Pour l'exposé complet des prétentions et de l'argumentaire des parties, il est expressément renvoyé à leurs dernières écritures susvisées conformément à l'article 455 du code de procédure civile.
MOTIFS
- Sur la recevabilité de l'appel :
Mme [R] soulève le caractère irrecevable comme tardif de l'appel relevé par la société Intrum Debt Finance AG le 21 mai 2021, soit plus de quinze jours après la notification du 11 mars 2021 du jugement entrepris ce, sans respect des dispositions de l'article R.121-20 du code des procédures civiles d'exécution.
Elle fait valoir que la notification du jugement à la société Intrum France dont le siège social est situé dans le Rhône et qui représentait la société Intrum Debt Finance AG devant le juge de l'exécution est parfaitement valable, la notification réalisée au représentant français d'une société étrangère étant régulière et faisant courir le délai de recours applicable aux personnes morales établies en France.
Elle précise que la société Intrum Debt Finance AG ne saurait se prévaloir d'un allongement de délai au motif que la notification du jugement n'a pas été faite au domicile élu en France, l'adresse en France n'étant pas de fait un domicile élu mais une représentation réalisée par la société Intrum France.
La société Intrum Debt Finance AG, qui rappelle avoir son siège social en Suisse, considère son appel recevable en se prévalant des dispositions de l'article 643 du code de procédure civile augmentant de deux mois le délai d'appel pour les personnes demeurant à l'étranger, peu important qu'elle ait été représentée à la procédure de saisie par la société Intrum France qui a son siège dans le Rhône.
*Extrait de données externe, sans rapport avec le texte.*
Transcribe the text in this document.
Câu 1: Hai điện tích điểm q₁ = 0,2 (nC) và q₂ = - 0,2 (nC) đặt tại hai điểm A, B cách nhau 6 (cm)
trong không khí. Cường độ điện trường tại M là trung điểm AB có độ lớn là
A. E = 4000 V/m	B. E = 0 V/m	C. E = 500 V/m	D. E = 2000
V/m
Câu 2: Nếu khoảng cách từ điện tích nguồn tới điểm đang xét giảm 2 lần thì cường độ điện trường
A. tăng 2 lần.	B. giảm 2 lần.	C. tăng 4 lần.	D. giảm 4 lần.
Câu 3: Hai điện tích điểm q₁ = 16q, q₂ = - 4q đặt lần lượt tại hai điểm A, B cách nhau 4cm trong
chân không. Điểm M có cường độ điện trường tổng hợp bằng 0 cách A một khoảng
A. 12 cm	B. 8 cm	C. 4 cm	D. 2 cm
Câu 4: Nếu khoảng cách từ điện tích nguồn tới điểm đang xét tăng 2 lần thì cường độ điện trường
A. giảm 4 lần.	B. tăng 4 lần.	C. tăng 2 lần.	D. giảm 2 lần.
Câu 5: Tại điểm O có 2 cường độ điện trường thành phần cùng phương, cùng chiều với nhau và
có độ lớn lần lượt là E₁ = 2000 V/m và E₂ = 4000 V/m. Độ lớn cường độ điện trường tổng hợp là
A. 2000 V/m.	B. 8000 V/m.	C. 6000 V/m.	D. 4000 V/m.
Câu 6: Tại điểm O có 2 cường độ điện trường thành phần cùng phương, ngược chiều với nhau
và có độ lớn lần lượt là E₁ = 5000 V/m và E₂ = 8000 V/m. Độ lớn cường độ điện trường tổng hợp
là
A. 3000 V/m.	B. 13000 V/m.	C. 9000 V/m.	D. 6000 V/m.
Elle ajoute qu'en tout état de cause, la notification du 11 mars 2021, faite par lettre recommandée dont elle n'a jamais accusé réception, n'a pas fait courir le délai d'appel du jugement critiqué faute pour Mme [R] d'avoir procédé à la signification de la décision.
Sur ce,
Après avoir demandé au conseiller de la mise en l'état puis au président de la chambre de la cour saisie de la présente affaire, de déclarer l'appel relevé par la société Intrum Debt Finance AG le 21 mai 2021 irrecevable comme tardif, Mme [R] réitère sa demande devant la cour et ce, pour des motifs identiques.
Aux termes de l'article 905-2 du code de procédure civile, relatif à l'instruction des appels relevant de l'article 905, parmi lesquels figurent ceux des décisions du juge de l'exécution, dispose en son dernier alinéa que les ordonnances du président ou du magistrat désigné par le premier président de la chambre saisie statuant, notamment, sur la fin de non-recevoir tirée de l'irrecevabilité de l'appel, ont autorité de la chose jugée au principal.
La société Intrum Debt Finance AG n'a pas soulevé la fin de non-recevoir résultant de l'autorité de la chose jugée et celle-ci constitue une simple possibilité pour la cour en application du deuxième alinéa de l'article 125 du code de procédure civile, laquelle supposerait d'inviter préalablement les parties à formuler toutes observations utiles, ce qui n'a pas été effectué en l'occurrence.
Il sera alors rappelé que suivant l'article 652 du code de procédure civile, lorsqu'une partie a chargé une personne de la représenter en justice, les actes qui lui sont destinés sont notifiés à son représentant sous réserve des règles particulières à la notification des jugements.
Selon l'article 677, les jugements sont notifiés aux parties elles-mêmes.
En application de l'article R. 121-15 du code des procédures civiles d'exécution, les décisions du juge de l'exécution sont notifiées aux parties elles-mêmes par le greffe au moyen d'une lettre recommandée avec demande d'avis de réception.
L'article R.121-20 du même code précise que le délai d'appel est de quinze jours à compter de la notification de la décision.
Aux termes de l'article 682 du code de procédure civile, la notification d'un jugement est valablement faite au domicile élu en France par la partie demeurant à l'étranger.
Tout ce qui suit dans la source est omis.